A picnic atop the prehistoric hillfort of Hambledon Hill will give you the most stunning views of the Blackmore Vale bellow. Moreover, as this iron age fort is also a National Nature Reserve, there will be plenty of flowers to enjoy from Spring through Summer, and the hills tend to come alive with a diverse range of butterfly species around this time too.
This famous location along the stunning Jurassic Coast is often voted the best picnic spot in the country, so it is quite likely that many people will travel down to this beach to marvel at the natural limestone arch when lockdown fully lifts. So, with Spring just around the corner and the weather sure to start warming up, now is the opportune time to picnic at Durdle Door before it becomes one of the hottest tourist spots in the country again.
If you’re a history buff, why not take a spot of lunch in the shadow of the dramatic ruin of Corfe Castle that was built by William the Conqueror in the 11th Century.

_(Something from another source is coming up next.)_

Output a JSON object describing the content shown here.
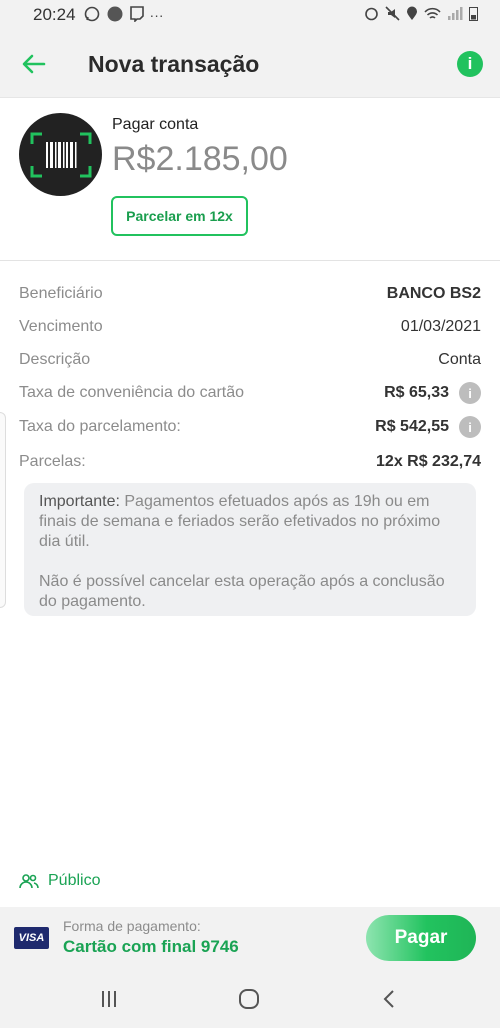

Views of the Castle ruins are best appreciated from either the East Hill or the grounds around the Castle itself. The National Trust owns the Castle, so charges to visit will apply if you are not a member, but the view is well worth a visit.
Dramatic cliff edges and a gloriously sandy beach makes this location practically perfect for a delicious picnic and perhaps an afternoon dip in the sea.